LIRIS seminar by James Tompkin: "Scene Reconstruction across the Differentiable Rendering Spectrum"

We are welcoming James Tompkin (Brown University) for a LIRIS seminar around 3d reconstruction and differentiable rendering, for a talk titled "Scene Reconstruction across the Differentiable Rendering Spectrum", Tuesday, December 14 at 10am, room Nautibus C5.

On 14/12/2021 at 10:00 to 11:00. Nautibus, C5
Informations contact : Nicolas Bonneel. nicolas.bonneel@liris.cnrs.fr.

Abstract
Scene reconstruction enables applications across visual computing, including media creation and editing, and capturing the real-world for virtual tourism and telecommunication. Advances in differentiable rendering for optimization- and learning-based reconstruction have increased quality but, as in 'forward' rendering, different methods have varying capabilities and computational costs that must be traded off against application needs.
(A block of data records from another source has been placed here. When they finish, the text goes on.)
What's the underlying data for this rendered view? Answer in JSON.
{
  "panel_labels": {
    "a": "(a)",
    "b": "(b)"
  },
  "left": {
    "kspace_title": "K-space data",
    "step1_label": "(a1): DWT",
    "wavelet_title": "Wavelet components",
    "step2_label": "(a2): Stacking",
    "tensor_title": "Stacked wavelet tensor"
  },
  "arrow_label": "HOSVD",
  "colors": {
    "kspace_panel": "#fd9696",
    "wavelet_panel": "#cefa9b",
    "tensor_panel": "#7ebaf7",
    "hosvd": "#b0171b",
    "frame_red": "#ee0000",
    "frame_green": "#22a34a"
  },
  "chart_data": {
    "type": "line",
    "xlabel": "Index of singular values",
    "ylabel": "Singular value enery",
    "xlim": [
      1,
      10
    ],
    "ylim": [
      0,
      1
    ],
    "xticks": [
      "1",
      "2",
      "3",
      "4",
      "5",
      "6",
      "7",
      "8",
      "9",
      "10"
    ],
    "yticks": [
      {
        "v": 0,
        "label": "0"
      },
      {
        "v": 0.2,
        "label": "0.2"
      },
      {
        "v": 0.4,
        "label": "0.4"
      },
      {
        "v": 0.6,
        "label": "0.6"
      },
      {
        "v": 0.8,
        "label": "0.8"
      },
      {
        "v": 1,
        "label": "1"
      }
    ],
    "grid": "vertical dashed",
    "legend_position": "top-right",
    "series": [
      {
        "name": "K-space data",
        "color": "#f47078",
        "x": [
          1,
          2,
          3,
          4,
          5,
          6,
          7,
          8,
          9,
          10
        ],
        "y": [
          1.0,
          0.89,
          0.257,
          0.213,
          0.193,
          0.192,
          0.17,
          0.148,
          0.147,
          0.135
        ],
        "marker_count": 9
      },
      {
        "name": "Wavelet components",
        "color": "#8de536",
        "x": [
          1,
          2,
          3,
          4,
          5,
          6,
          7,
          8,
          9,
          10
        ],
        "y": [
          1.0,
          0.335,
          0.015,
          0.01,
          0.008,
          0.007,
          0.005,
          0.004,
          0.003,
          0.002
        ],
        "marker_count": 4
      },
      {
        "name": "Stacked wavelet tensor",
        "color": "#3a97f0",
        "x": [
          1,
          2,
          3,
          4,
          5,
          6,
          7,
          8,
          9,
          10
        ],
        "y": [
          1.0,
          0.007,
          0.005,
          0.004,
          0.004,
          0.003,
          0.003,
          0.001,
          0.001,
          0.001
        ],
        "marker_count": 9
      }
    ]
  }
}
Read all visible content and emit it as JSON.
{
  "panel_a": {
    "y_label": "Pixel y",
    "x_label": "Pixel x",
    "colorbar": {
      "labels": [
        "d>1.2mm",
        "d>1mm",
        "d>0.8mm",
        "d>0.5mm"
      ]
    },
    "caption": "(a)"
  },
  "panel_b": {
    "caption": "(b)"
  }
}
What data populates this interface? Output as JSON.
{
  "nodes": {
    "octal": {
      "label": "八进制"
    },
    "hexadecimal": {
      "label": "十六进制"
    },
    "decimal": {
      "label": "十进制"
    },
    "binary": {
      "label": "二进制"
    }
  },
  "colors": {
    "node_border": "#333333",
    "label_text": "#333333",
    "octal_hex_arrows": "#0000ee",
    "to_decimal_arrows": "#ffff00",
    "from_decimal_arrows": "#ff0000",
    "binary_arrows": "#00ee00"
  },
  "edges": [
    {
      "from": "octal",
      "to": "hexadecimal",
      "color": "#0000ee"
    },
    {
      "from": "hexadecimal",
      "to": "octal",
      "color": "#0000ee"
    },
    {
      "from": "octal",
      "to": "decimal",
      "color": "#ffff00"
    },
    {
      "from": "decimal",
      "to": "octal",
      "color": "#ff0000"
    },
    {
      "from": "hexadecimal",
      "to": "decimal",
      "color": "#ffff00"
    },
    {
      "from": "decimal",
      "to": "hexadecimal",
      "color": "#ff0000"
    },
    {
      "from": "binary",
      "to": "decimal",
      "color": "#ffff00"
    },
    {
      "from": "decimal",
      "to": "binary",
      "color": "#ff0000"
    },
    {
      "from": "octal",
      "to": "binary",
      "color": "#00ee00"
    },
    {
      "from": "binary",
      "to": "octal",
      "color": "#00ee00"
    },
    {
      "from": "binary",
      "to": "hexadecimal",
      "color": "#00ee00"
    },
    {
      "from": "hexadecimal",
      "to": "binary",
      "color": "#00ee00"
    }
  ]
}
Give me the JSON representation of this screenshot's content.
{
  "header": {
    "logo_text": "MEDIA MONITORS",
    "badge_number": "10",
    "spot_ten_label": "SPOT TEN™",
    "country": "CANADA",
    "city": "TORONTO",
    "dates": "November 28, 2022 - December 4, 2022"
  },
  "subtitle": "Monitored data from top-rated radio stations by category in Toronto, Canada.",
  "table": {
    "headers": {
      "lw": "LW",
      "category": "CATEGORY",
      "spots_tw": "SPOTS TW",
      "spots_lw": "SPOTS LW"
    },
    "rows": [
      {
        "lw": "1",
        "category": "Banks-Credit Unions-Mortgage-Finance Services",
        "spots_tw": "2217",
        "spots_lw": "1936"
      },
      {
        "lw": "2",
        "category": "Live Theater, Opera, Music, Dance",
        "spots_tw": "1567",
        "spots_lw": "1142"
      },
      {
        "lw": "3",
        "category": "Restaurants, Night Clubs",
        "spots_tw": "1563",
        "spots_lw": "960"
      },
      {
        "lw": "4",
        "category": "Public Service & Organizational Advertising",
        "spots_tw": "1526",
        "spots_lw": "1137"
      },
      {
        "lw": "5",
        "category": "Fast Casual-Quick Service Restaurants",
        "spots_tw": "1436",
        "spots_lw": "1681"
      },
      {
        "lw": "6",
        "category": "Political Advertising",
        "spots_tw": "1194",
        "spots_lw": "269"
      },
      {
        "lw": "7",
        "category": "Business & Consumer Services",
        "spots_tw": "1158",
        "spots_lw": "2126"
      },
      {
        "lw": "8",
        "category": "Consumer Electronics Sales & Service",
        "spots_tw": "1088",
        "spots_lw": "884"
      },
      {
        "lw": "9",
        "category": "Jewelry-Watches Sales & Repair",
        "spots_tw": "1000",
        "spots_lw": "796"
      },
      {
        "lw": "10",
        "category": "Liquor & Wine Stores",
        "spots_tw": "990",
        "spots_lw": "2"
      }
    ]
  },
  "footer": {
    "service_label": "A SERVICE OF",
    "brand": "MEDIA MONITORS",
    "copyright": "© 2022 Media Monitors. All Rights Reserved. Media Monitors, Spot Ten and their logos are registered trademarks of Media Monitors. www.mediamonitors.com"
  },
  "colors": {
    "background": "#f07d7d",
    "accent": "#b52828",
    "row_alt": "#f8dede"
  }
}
I will discuss our recent view reconstruction projects across the differentiable rendering spectrum, covering work on 6DoF video via image-based rendering for VR (visual.cs.brown.edu/matryodshka), depth reconstruction from sparse 3D points using differentiable splatting and diffusion (visual.cs.brown.edu/diffdiffdepth), and integrating time-of-flight imaging for monocular dynamic scene reconstruction (imaging.cs.cmu.edu/torf/). Finally, I will discuss how these trade-offs might inform how we can make differentiable rendering practical.

Short bio:
James Tompkin (www.jamestompkin.com) is an assistant professor of Computer Science at Brown University. His research at the intersection of computer vision, computer graphics, and human-computer interaction helps develop new visual computing tools and experiences. His doctoral work at University College London on large-scale video processing and exploration techniques led to creative exhibition work in the Museum of the Moving Image in New York City. Postdoctoral work at Max-Planck-Institute for Informatics and Harvard University helped create new methods to edit content within images and videos. Recent research has developed new multi-camera reconstruction techniques for light field, 360, and time-of-flight imagery, and has developed new image editing and generation methods through learning explicit structured representations.